Tuesday, November 27, 2012

Flourishing - Intersubjectivity EP (2012)

Having released what was one of my top records for 2011 in The Sum of All Fossils, I have naturally harbored some interest in what New York's post-hardcore/death mavens Flourishing would be shoveling from the angst and ether of daily life into their next recording. This has now manifest in a 3-track, 20 minute EP which further defines the more oppressive side of the band, coming both as a refreshing arbiter of consistency, but perhaps also a mild disappointment for one such as myself so embroiled in the delicious dichotomy of grace and savagery from the full-length. Not to say that this isn't still pretty sick and engrossing, or that the trio's creativity has undergone any substantial sense of distillation, but much of the material here is focused on the pounding, dissonant narratives that represented slightly over half of that debut.

Think The Sum of All Fossils if it were sent through a junkyard compactor and fused with all manner of filthy, industrial waste, and you've got a reasonable estimation of where the sounds of Intersubjectivity lie. The guitar patterns are largely built around massive, clamorous repetitions of chords which are flooded with the swill of repulsive, oozing bass lines. Once again, I find myself at odds with exactly how to accurately pin the band's influences. Treponem Pal meets Coalesce at a Zeni Geva gig? Voivod serenading Today is the Day by way of Godflesh? Half the Hydra Head roster fused through a fruit juicer? But I think much the beauty in the New Yorkers' style is how they manage to converge and contain such varied aesthetics into a bruising, ugly, corpulent release while retaining a strict level of artistry and self-identity. There are moments throughout this EP where I felt like they'd transformed into this novel industrial noise rock unit who have eschewed programmed beats and synthesizers who create an analogue of sense of urban decay (particularly in the opening volley to "A Living Sundial"), and this time out there's far less of the debut's unexpected warmth and humanity to balance out the Herculean pounding of the bass, the nauseating certainty of the riff torrents and the bloodied discomfort of Garrett Bussanick's vocals.

Of course, it's those same grisly growls which provide the trio's most apparent tether to the death metal genre that inspired them. The guitars will often bear a passing semblance to the chaos inherent in a PortalUlcerate, or Gorguts' Obscura, but very little reminiscent of traditional death metal tremolo riffs or breakdowns that haven't at least been deconstructed into the music's abrasive, rusted turmoil. Highlights of the tunes often arrive when Bussanick emits his spurious leads and wailing disharmony, particularly in "The Petrifaction Lottery" or the titular, 8 minute closer. These aren't quite so catchy as some of the passages on The Sum of All Fossils, but when the chords disappear and you hear them ringing out over the floodlight bass barrage in "Intersubjectivity", you still get that same sense of suffering and alienation which hit at a deeper level than just the pounding of the rhythm guitars elsewhere. Brian Corcoran's drums were of particular interest here, shifting between callous, concrete weirdo blasts, fills and even a jazzier backdrop to the more spatial segues from the dominant, churning chassis of the compositions.

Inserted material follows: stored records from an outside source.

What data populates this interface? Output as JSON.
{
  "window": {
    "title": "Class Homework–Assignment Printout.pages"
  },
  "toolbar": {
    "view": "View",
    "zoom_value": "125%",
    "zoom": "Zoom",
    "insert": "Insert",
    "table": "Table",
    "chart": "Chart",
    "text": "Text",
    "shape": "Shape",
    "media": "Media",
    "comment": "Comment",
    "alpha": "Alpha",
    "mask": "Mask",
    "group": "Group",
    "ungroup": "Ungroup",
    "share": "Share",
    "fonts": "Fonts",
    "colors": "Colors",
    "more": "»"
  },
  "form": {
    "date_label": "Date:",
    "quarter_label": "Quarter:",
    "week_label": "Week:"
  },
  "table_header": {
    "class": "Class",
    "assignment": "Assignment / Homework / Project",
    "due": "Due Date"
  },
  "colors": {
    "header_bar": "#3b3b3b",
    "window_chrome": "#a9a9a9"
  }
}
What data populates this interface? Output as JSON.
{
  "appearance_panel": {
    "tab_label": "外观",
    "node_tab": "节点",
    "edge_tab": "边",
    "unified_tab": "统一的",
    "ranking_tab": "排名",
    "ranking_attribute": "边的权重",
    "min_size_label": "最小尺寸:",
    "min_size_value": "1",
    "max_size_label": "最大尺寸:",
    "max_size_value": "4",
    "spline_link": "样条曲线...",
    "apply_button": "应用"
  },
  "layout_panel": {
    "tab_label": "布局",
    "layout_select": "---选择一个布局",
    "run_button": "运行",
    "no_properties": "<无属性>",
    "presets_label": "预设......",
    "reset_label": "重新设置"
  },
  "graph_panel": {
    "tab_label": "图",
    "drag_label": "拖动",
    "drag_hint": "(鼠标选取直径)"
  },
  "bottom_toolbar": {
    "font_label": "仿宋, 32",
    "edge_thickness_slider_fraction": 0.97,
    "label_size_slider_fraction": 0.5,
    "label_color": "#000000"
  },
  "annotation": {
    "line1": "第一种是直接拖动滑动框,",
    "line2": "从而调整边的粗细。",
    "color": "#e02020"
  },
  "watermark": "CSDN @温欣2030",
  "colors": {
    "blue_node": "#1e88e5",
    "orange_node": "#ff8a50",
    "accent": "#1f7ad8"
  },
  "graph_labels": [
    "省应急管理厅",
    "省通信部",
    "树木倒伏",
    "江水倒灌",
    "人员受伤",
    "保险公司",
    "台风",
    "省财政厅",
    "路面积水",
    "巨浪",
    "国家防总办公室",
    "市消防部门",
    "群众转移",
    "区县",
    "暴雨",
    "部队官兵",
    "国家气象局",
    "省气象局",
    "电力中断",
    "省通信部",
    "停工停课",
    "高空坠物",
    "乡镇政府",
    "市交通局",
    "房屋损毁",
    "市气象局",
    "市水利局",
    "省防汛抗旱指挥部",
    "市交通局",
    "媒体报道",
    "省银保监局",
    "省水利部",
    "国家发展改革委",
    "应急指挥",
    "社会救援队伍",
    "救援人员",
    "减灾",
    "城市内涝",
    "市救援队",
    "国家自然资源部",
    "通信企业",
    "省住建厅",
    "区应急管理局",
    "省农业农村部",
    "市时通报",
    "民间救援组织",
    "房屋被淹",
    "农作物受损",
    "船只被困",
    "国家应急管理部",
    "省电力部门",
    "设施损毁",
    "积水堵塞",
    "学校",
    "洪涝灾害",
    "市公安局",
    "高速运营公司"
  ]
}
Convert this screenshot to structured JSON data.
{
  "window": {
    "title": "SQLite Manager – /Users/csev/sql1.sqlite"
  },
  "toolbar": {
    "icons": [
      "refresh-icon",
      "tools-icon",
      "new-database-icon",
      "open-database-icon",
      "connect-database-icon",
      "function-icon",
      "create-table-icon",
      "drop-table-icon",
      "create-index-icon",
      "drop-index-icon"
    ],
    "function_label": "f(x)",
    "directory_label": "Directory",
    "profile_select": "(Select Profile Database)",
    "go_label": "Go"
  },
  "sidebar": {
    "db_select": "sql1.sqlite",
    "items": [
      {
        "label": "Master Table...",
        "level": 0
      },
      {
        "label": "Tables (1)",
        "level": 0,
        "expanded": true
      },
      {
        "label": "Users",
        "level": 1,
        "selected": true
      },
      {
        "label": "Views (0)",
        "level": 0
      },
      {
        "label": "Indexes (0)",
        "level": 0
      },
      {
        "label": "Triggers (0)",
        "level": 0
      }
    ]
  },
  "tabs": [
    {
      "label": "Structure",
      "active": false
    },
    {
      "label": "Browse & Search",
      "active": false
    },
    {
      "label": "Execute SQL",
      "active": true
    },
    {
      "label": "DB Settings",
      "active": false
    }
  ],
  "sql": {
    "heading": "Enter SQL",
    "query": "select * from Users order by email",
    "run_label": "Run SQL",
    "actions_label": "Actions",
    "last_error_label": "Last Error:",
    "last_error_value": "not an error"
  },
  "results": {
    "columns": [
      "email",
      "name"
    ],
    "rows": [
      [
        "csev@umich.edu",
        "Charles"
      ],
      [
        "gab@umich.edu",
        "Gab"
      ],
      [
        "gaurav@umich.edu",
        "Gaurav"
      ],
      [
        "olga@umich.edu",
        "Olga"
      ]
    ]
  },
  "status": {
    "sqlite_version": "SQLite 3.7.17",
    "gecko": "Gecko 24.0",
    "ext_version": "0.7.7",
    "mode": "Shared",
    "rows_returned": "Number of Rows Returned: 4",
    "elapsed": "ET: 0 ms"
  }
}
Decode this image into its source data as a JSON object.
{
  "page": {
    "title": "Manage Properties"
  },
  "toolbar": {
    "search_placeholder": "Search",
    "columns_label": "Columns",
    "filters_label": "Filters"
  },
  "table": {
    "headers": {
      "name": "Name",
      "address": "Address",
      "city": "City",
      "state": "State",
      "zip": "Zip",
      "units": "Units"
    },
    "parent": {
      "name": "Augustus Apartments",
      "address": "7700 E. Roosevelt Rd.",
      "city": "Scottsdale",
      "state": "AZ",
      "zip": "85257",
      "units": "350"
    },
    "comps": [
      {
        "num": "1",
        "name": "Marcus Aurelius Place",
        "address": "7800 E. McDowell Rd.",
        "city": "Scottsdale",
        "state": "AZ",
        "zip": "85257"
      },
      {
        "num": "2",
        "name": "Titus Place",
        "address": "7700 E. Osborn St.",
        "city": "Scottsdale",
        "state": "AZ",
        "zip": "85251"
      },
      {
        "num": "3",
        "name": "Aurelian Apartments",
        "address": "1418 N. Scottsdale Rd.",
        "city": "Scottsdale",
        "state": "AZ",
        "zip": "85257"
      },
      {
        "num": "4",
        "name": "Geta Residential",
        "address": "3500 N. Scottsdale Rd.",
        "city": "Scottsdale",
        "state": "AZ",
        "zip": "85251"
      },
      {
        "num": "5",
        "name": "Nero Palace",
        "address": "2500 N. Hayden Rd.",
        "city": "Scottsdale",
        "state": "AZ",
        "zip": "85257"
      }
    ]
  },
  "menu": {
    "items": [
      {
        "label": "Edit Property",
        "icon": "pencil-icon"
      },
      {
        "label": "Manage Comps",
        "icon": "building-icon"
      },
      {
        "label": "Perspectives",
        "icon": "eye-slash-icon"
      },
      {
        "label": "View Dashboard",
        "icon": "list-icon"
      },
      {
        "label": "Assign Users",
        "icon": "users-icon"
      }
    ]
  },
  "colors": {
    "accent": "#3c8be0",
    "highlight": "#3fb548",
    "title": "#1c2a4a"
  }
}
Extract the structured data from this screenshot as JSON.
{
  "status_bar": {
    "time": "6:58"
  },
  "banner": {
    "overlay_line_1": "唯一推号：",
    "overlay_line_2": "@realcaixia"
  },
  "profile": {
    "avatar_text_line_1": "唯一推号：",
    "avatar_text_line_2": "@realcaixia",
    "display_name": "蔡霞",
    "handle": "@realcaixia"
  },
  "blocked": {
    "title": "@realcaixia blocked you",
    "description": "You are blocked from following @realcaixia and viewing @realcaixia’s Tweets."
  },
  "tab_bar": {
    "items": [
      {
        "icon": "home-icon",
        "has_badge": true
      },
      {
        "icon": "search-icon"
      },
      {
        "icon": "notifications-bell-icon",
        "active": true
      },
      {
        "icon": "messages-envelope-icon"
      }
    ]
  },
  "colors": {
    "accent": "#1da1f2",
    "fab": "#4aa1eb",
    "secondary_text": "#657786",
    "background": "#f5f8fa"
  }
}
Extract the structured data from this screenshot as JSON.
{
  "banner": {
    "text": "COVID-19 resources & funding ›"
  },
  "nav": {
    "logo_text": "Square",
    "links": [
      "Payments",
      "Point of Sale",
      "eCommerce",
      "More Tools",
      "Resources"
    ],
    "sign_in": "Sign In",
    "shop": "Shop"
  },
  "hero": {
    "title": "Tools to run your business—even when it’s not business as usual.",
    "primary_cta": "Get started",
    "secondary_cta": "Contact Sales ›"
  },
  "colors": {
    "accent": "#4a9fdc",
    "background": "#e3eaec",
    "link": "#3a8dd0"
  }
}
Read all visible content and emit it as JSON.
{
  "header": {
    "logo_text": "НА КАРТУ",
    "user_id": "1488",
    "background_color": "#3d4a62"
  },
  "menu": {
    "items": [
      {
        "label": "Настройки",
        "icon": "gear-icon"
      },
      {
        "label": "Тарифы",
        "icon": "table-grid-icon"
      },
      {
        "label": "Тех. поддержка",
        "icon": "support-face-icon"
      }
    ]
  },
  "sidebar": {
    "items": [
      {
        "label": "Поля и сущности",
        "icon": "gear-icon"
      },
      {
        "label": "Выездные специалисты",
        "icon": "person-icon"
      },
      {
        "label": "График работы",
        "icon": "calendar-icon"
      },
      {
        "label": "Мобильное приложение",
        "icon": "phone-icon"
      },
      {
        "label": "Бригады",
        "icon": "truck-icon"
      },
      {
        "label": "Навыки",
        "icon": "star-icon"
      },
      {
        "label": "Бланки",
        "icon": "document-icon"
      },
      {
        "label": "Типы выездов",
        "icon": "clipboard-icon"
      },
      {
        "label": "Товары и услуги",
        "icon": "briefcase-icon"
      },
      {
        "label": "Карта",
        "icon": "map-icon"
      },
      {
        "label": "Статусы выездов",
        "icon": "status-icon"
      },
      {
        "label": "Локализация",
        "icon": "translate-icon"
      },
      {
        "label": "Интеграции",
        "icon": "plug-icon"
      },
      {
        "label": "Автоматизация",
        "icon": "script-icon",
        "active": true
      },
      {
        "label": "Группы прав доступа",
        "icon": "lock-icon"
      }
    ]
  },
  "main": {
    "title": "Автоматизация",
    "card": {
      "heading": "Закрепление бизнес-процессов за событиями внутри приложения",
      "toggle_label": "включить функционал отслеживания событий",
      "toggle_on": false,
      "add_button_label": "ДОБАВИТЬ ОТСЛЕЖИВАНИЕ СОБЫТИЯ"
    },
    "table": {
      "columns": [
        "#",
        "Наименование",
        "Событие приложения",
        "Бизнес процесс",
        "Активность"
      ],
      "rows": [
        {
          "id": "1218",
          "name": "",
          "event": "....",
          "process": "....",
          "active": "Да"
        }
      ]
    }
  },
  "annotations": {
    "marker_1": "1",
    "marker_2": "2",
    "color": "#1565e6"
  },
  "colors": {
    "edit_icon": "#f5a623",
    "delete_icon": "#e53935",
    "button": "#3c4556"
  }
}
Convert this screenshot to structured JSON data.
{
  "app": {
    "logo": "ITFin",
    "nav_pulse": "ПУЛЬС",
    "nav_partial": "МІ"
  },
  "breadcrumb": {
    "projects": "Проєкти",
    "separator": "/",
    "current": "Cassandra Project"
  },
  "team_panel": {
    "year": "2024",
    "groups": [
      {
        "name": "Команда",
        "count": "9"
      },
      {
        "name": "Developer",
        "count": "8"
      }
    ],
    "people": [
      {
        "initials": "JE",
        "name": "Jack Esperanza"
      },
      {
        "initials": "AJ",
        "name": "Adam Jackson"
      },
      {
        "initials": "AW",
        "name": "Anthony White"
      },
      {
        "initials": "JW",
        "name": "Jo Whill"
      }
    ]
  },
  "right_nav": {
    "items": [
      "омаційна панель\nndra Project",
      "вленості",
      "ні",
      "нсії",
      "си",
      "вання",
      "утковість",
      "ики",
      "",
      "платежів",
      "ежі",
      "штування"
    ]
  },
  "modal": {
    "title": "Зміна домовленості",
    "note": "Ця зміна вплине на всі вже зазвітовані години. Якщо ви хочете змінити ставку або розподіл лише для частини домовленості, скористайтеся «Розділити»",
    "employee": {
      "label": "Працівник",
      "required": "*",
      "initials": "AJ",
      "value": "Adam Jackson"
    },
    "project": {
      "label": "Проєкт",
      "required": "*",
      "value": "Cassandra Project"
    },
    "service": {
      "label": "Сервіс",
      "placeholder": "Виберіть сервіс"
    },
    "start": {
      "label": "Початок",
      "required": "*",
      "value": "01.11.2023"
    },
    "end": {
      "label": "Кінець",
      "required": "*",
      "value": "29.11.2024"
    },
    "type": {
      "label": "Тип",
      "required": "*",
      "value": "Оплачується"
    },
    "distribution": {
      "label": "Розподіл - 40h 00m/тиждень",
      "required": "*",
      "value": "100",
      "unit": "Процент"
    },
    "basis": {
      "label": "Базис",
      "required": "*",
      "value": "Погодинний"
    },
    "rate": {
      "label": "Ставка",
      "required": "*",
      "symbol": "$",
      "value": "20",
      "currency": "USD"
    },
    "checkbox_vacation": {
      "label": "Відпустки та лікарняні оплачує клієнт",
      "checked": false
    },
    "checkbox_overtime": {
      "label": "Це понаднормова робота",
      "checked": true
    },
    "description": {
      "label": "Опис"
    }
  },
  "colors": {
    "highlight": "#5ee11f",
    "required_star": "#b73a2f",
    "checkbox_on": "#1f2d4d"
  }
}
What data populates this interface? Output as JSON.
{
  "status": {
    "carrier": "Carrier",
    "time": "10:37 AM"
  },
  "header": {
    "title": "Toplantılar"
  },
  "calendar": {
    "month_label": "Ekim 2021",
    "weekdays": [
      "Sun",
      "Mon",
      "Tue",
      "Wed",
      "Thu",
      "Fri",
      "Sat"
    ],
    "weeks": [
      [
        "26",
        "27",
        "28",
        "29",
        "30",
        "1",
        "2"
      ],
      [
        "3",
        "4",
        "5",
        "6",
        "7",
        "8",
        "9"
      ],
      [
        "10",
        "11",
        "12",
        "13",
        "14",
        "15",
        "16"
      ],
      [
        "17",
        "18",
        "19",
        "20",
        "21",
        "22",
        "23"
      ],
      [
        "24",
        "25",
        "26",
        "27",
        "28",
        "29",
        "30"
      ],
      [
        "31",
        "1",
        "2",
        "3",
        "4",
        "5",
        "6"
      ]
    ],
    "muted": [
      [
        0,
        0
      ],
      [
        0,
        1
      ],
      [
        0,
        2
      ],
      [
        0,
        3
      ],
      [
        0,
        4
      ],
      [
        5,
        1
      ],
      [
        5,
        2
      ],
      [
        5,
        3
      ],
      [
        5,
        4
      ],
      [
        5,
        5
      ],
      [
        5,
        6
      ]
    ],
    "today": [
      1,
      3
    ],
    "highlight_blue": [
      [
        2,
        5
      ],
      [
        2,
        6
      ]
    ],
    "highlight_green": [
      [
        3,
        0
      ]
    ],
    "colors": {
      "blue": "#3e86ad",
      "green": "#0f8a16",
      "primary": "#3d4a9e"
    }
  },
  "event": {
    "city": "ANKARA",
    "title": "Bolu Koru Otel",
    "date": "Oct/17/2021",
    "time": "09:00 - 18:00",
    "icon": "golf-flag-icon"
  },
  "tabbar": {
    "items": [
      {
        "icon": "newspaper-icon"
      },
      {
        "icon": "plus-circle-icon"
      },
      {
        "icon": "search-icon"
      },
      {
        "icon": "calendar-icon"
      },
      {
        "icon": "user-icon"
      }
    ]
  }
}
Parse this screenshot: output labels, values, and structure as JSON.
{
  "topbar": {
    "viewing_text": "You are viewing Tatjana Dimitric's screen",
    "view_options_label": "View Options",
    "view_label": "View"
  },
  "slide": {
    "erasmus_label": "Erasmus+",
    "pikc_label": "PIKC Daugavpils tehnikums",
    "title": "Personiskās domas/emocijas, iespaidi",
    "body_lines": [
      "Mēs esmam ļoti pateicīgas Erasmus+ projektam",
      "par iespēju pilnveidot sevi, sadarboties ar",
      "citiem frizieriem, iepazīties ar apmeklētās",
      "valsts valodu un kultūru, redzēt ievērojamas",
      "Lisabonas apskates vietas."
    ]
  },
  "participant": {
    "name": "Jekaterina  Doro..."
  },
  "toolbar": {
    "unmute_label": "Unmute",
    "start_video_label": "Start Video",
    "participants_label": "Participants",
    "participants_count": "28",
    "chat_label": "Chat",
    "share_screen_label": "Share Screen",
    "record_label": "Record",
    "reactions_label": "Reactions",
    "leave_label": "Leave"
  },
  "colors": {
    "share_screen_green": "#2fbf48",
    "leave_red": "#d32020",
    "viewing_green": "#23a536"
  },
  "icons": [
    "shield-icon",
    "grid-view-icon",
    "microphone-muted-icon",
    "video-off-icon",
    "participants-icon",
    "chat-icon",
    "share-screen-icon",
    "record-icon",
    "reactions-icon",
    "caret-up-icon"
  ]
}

Be warned: Flourishing is so loud and raw here that you're apt to receive a headache competitive with staking a sharpened PVC pipe through one ear and out the other, then flushing your brain with bolts, nails and screws. All instruments are audible and dynamic, but there's plenty of feedback redolent of the angrier post-hardcore coming out of the late 90s, and to be honest this lends a certain authenticity to the natural entropy of the riffs. Madness and confusion are manifest, even legion, but there's never a sense that the New Yorkers aren't in complete control of the proceedings. It might not stack up to its predecessor in terms of how sticky the songs become, even after repeated listens, and it's probably best that they were contained here rather than on the ensuing full-length. That said, through, Flourishing and Intersubjectivity are still worthwhile for those in search of a distinct, unnerving darkness that functions through its own set of rules rather than adhering to any particular status quo of extremity. Nuanced, agonizing and unquestionably ambitious.